Niklas legte sich eine Hand ans Ohr. „Habt ihr auch eben dieses nervige Piepsen vernommen?"
„Du bist so gemein!", schrie Charlie aufgebracht. „Wie kannst du es wagen, mich an meinem GEBURTSTAG zu ignorieren?!"
„Mama, ich glaub' ich hab nen Tinnitus - dieses Piepsen hört gar nicht mehr auf!"
Ich biss mir auf die Innenseite meiner Wangen, um nicht zu grinsen. Charlie würde es mir schwer verübeln.
Aufgebracht funkelte Charlie ihren ältesten Bruder an. „Ich finde das gar nicht lustig."
„Nicht mal ein klitzekleines bisschen?", gab Niklas zu bedenken und hielt Zeigefinger und Daumen Millimeter weit auseinander.
„NEIN!"
„Nikki, hör auf deine Schwester zu ärgern."

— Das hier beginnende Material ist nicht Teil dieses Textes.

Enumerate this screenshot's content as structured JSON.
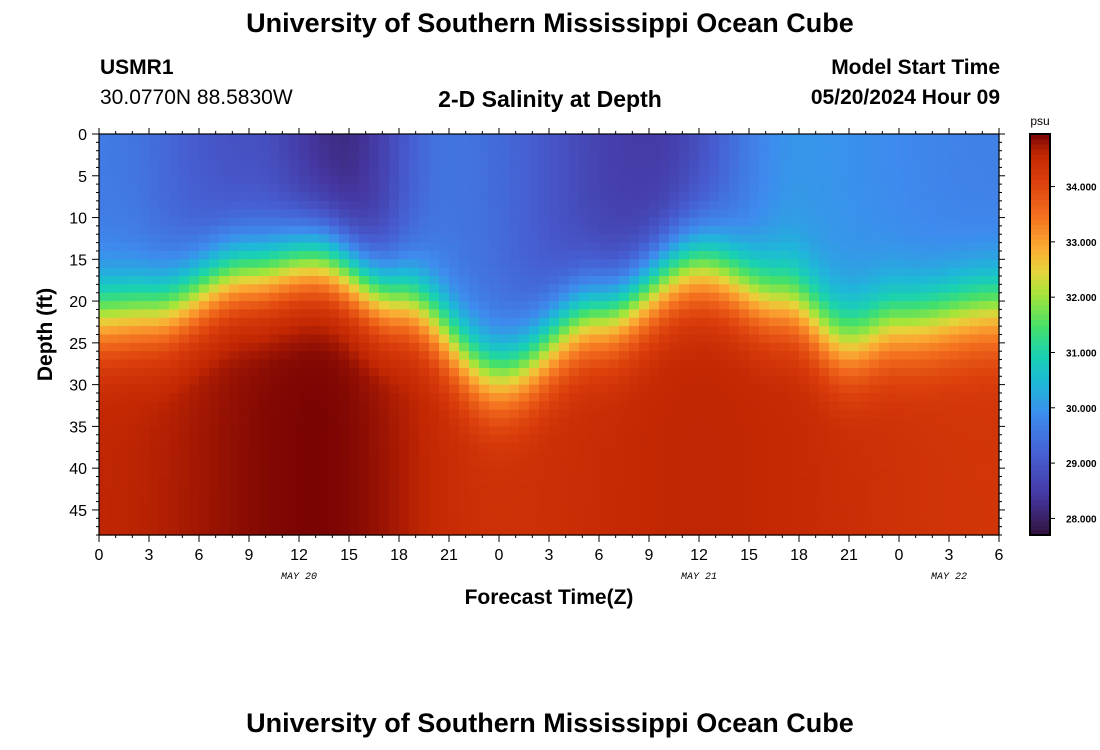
{
  "header": {
    "title": "University of Southern Mississippi Ocean Cube",
    "station_id": "USMR1",
    "station_coords": "30.0770N  88.5830W",
    "plot_title": "2-D Salinity at Depth",
    "model_start_label": "Model Start Time",
    "model_start_value": "05/20/2024 Hour 09"
  },
  "footer": {
    "title": "University of Southern Mississippi Ocean Cube"
  },
  "colors": {
    "background": "#ffffff",
    "text": "#000000"
  },
  "chart_data": {
    "type": "heatmap",
    "title": "2-D Salinity at Depth",
    "xlabel": "Forecast Time(Z)",
    "ylabel": "Depth (ft)",
    "x_tick_labels": [
      "0",
      "3",
      "6",
      "9",
      "12",
      "15",
      "18",
      "21",
      "0",
      "3",
      "6",
      "9",
      "12",
      "15",
      "18",
      "21",
      "0",
      "3",
      "6"
    ],
    "date_labels": [
      {
        "label": "MAY 20",
        "tick_index": 4
      },
      {
        "label": "MAY 21",
        "tick_index": 12
      },
      {
        "label": "MAY 22",
        "tick_index": 17
      }
    ],
    "xlim_hours": [
      0,
      54
    ],
    "y_ticks": [
      0,
      5,
      10,
      15,
      20,
      25,
      30,
      35,
      40,
      45
    ],
    "ylim": [
      0,
      48
    ],
    "colorbar": {
      "unit": "psu",
      "tick_labels": [
        "28.000",
        "29.000",
        "30.000",
        "31.000",
        "32.000",
        "33.000",
        "34.000"
      ],
      "range": [
        27.7,
        34.95
      ]
    },
    "surface_salinity": [
      {
        "hour": 0,
        "value": 29.6
      },
      {
        "hour": 9,
        "value": 28.9
      },
      {
        "hour": 14.5,
        "value": 28.2
      },
      {
        "hour": 21,
        "value": 29.5
      },
      {
        "hour": 33,
        "value": 28.5
      },
      {
        "hour": 42,
        "value": 30.0
      },
      {
        "hour": 54,
        "value": 29.7
      }
    ],
    "halocline_depth_ft": [
      {
        "hour": 0,
        "value": 21
      },
      {
        "hour": 3,
        "value": 20.5
      },
      {
        "hour": 9,
        "value": 16
      },
      {
        "hour": 13,
        "value": 14.5
      },
      {
        "hour": 18,
        "value": 19
      },
      {
        "hour": 24,
        "value": 28
      },
      {
        "hour": 30,
        "value": 21
      },
      {
        "hour": 36,
        "value": 15
      },
      {
        "hour": 41,
        "value": 19
      },
      {
        "hour": 45,
        "value": 24
      },
      {
        "hour": 48,
        "value": 22
      },
      {
        "hour": 54,
        "value": 20
      }
    ],
    "bottom_salinity": [
      {
        "hour": 0,
        "value": 34.6
      },
      {
        "hour": 13,
        "value": 34.95
      },
      {
        "hour": 24,
        "value": 34.4
      },
      {
        "hour": 36,
        "value": 34.6
      },
      {
        "hour": 54,
        "value": 34.3
      }
    ]
  }
}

„Ganz wie Sie wünschen, Fräulein Emma." Er deutete eine Verbeugung an und diesmal sah ich, wie Mama ausladend mit den Augen rollte. „Und nenn mich nicht immer beim Vornamen!"

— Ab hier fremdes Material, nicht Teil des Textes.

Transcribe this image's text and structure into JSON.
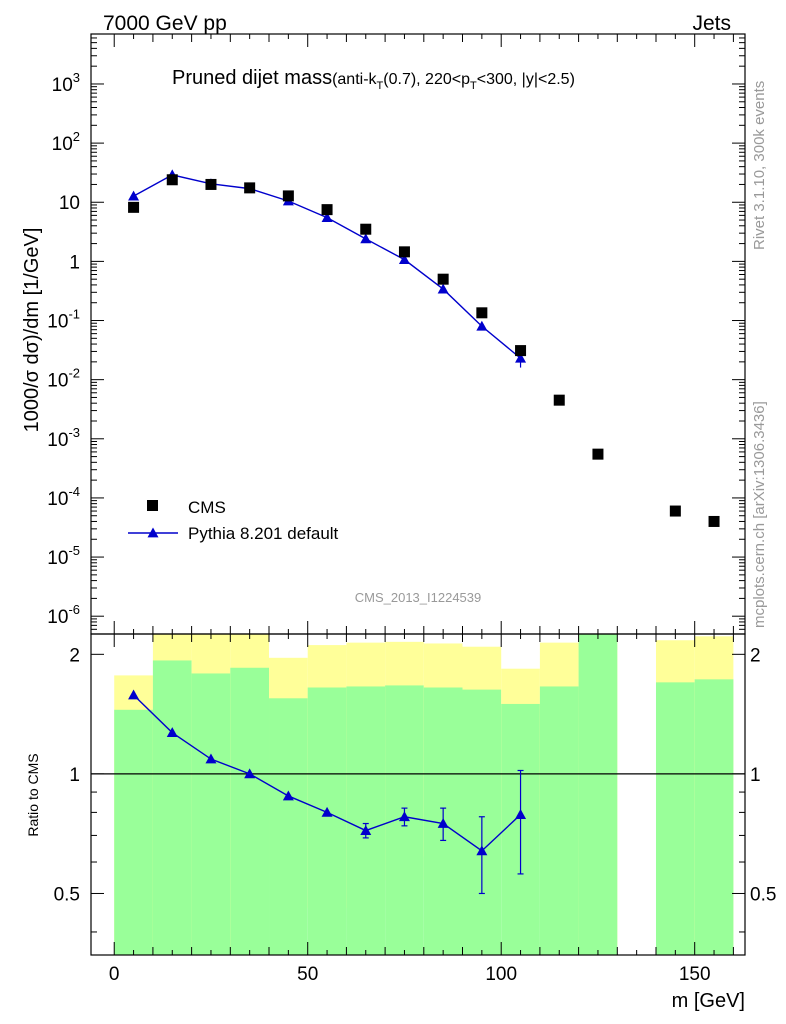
{
  "header": {
    "left": "7000 GeV pp",
    "right": "Jets"
  },
  "side": {
    "rivet": "Rivet 3.1.10,  300k events",
    "mcplots": "mcplots.cern.ch [arXiv:1306.3436]"
  },
  "watermark": "CMS_2013_I1224539",
  "title": {
    "main": "Pruned dijet mass",
    "paren_open": "(anti-k",
    "sub_T": "T",
    "mid": "(0.7), 220<p",
    "sub_T2": "T",
    "tail": "<300, |y|<2.5)"
  },
  "colors": {
    "data": "#000000",
    "mc": "#0000cc",
    "band_stat": "#99ff99",
    "band_tot": "#ffff99"
  },
  "chart_data": [
    {
      "type": "scatter",
      "ylabel": "1000/σ dσ)/dm [1/GeV]",
      "yscale": "log",
      "ylim": [
        5e-07,
        7000
      ],
      "xlim": [
        -6,
        163
      ],
      "ytick_labels": [
        "10^-6",
        "10^-5",
        "10^-4",
        "10^-3",
        "10^-2",
        "10^-1",
        "1",
        "10",
        "10^2",
        "10^3"
      ],
      "legend": [
        "CMS",
        "Pythia 8.201 default"
      ],
      "legend_position": "lower-left",
      "series": [
        {
          "name": "CMS",
          "marker": "square",
          "x": [
            5,
            15,
            25,
            35,
            45,
            55,
            65,
            75,
            85,
            95,
            105,
            115,
            125,
            145,
            155
          ],
          "y": [
            8.2,
            24,
            20,
            17.5,
            12.8,
            7.5,
            3.5,
            1.45,
            0.5,
            0.135,
            0.031,
            0.0045,
            0.00055,
            6e-05,
            4e-05
          ]
        },
        {
          "name": "Pythia 8.201 default",
          "marker": "triangle",
          "x": [
            5,
            15,
            25,
            35,
            45,
            55,
            65,
            75,
            85,
            95,
            105
          ],
          "y": [
            12.7,
            29,
            20.5,
            17,
            10.5,
            5.5,
            2.4,
            1.07,
            0.34,
            0.08,
            0.023
          ],
          "err": [
            0,
            0,
            0,
            0,
            0,
            0,
            0,
            0,
            0,
            0,
            0.007
          ]
        }
      ]
    },
    {
      "type": "line",
      "ylabel": "Ratio to CMS",
      "xlabel": "m [GeV]",
      "xlim": [
        -6,
        163
      ],
      "ylim": [
        0.35,
        2.25
      ],
      "xticks": [
        0,
        50,
        100,
        150
      ],
      "yticks": [
        0.5,
        1,
        2
      ],
      "reference_line": 1,
      "bands": {
        "bin_edges": [
          0,
          10,
          20,
          30,
          40,
          50,
          60,
          70,
          80,
          90,
          100,
          110,
          120,
          130,
          140,
          150,
          160
        ],
        "stat_low": [
          0.35,
          0.35,
          0.35,
          0.35,
          0.35,
          0.35,
          0.35,
          0.35,
          0.35,
          0.35,
          0.35,
          0.35,
          0.35,
          null,
          0.35,
          0.35
        ],
        "stat_high": [
          1.45,
          1.93,
          1.79,
          1.85,
          1.55,
          1.65,
          1.66,
          1.67,
          1.65,
          1.63,
          1.5,
          1.66,
          2.25,
          null,
          1.7,
          1.73
        ],
        "tot_low": [
          0.35,
          0.35,
          0.35,
          0.35,
          0.57,
          0.46,
          0.46,
          0.54,
          0.62,
          0.66,
          0.71,
          0.71,
          0.35,
          null,
          0.35,
          0.35
        ],
        "tot_high": [
          1.77,
          2.25,
          2.25,
          2.25,
          1.96,
          2.11,
          2.14,
          2.15,
          2.13,
          2.09,
          1.84,
          2.14,
          2.25,
          null,
          2.17,
          2.22
        ]
      },
      "series": [
        {
          "name": "Pythia 8.201 default",
          "x": [
            5,
            15,
            25,
            35,
            45,
            55,
            65,
            75,
            85,
            95,
            105
          ],
          "y": [
            1.58,
            1.27,
            1.09,
            1.0,
            0.88,
            0.8,
            0.72,
            0.78,
            0.75,
            0.64,
            0.79
          ],
          "err": [
            0,
            0,
            0,
            0,
            0,
            0,
            0.03,
            0.04,
            0.07,
            0.14,
            0.23
          ]
        }
      ]
    }
  ]
}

„Du nennst mich ja auch immer Nikki. Ich meine Nikki - gibt es etwas Unmännlicheres?"
„Kiki", erwiderten Mama und Charlie wie aus der Pistole geschossen und ich nickte wehleidig.
„Okay, gewonnen", gab mein Bruder sich schulterzuckend geschlagen und ich formte gespielt triumphierend mit den Fingern das Victory-Zeichen.

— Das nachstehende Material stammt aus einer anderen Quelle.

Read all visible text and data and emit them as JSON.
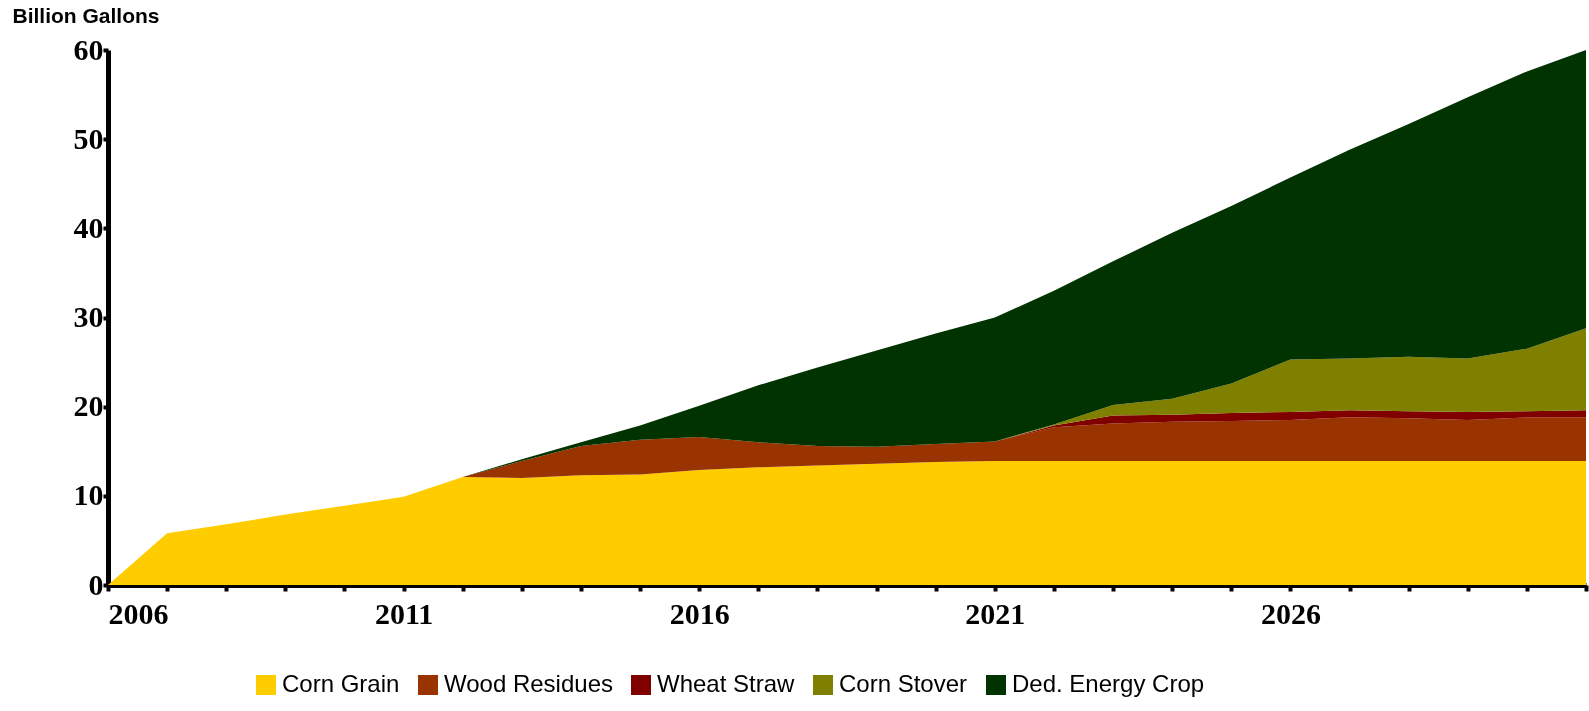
{
  "chart_data": {
    "type": "area",
    "stacked": true,
    "ylabel": "Billion Gallons",
    "x": [
      2006,
      2007,
      2008,
      2009,
      2010,
      2011,
      2012,
      2013,
      2014,
      2015,
      2016,
      2017,
      2018,
      2019,
      2020,
      2021,
      2022,
      2023,
      2024,
      2025,
      2026,
      2027,
      2028,
      2029,
      2030,
      2031
    ],
    "xlim": [
      2006,
      2031
    ],
    "xticks": [
      2006,
      {
        "value": 2007,
        "label": null
      },
      {
        "value": 2008,
        "label": null
      },
      {
        "value": 2009,
        "label": null
      },
      {
        "value": 2010,
        "label": null
      },
      2011,
      {
        "value": 2012,
        "label": null
      },
      {
        "value": 2013,
        "label": null
      },
      {
        "value": 2014,
        "label": null
      },
      {
        "value": 2015,
        "label": null
      },
      2016,
      {
        "value": 2017,
        "label": null
      },
      {
        "value": 2018,
        "label": null
      },
      {
        "value": 2019,
        "label": null
      },
      {
        "value": 2020,
        "label": null
      },
      2021,
      {
        "value": 2022,
        "label": null
      },
      {
        "value": 2023,
        "label": null
      },
      {
        "value": 2024,
        "label": null
      },
      {
        "value": 2025,
        "label": null
      },
      2026,
      {
        "value": 2027,
        "label": null
      },
      {
        "value": 2028,
        "label": null
      },
      {
        "value": 2029,
        "label": null
      },
      {
        "value": 2030,
        "label": null
      },
      {
        "value": 2031,
        "label": null
      }
    ],
    "ylim": [
      0,
      60
    ],
    "yticks": [
      0,
      10,
      20,
      30,
      40,
      50,
      60
    ],
    "grid": false,
    "legend": "bottom",
    "series": [
      {
        "name": "Corn Grain",
        "color": "#ffcc00",
        "values": [
          0,
          5.8,
          6.8,
          7.9,
          8.9,
          9.9,
          12.1,
          12.0,
          12.3,
          12.4,
          12.9,
          13.2,
          13.4,
          13.6,
          13.8,
          13.9,
          13.9,
          13.9,
          13.9,
          13.9,
          13.9,
          13.9,
          13.9,
          13.9,
          13.9,
          13.9
        ]
      },
      {
        "name": "Wood Residues",
        "color": "#993300",
        "values": [
          0,
          0,
          0,
          0,
          0,
          0,
          0,
          1.9,
          3.3,
          3.9,
          3.7,
          2.8,
          2.2,
          1.9,
          2.0,
          2.2,
          3.8,
          4.2,
          4.4,
          4.5,
          4.6,
          4.9,
          4.8,
          4.6,
          4.9,
          4.9
        ]
      },
      {
        "name": "Wheat Straw",
        "color": "#800000",
        "values": [
          0,
          0,
          0,
          0,
          0,
          0,
          0,
          0,
          0,
          0,
          0,
          0,
          0,
          0,
          0,
          0,
          0.2,
          0.9,
          0.8,
          0.9,
          0.9,
          0.8,
          0.8,
          0.9,
          0.7,
          0.8
        ]
      },
      {
        "name": "Corn Stover",
        "color": "#808000",
        "values": [
          0,
          0,
          0,
          0,
          0,
          0,
          0,
          0,
          0,
          0,
          0,
          0,
          0,
          0,
          0,
          0,
          0.1,
          1.2,
          1.8,
          3.3,
          5.9,
          5.8,
          6.1,
          6.0,
          7.0,
          9.2
        ]
      },
      {
        "name": "Ded. Energy Crop",
        "color": "#003300",
        "values": [
          0,
          0,
          0,
          0,
          0,
          0,
          0,
          0.2,
          0.4,
          1.6,
          3.5,
          6.4,
          8.8,
          10.8,
          12.4,
          13.9,
          15.0,
          16.1,
          18.6,
          19.9,
          20.4,
          23.4,
          26.1,
          29.3,
          31.1,
          31.2
        ]
      }
    ]
  }
}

„Äh ... Em?", echote die Stimme unseres Vaters auf einmal durch die dünnwandige Wohnung. „Ist es normal, dass aus der Küche schwarzer Rauch quillt?"
„Oh Fuck!", japste Mama und schlug sich sofort schuldbewusst eine Hand vor den Mund, während Charlie die Arme vor der Brust verschränkte. „Mami! Ist das etwa mein Kuchen, der da gerade abfackelt?"
Grinsend fahre ich mir mit den Handflächen über meine Knie. Meine Familie war schon eine Nummer für sich ... und zumindest für den Augenblick, fühlte ich mich sicher.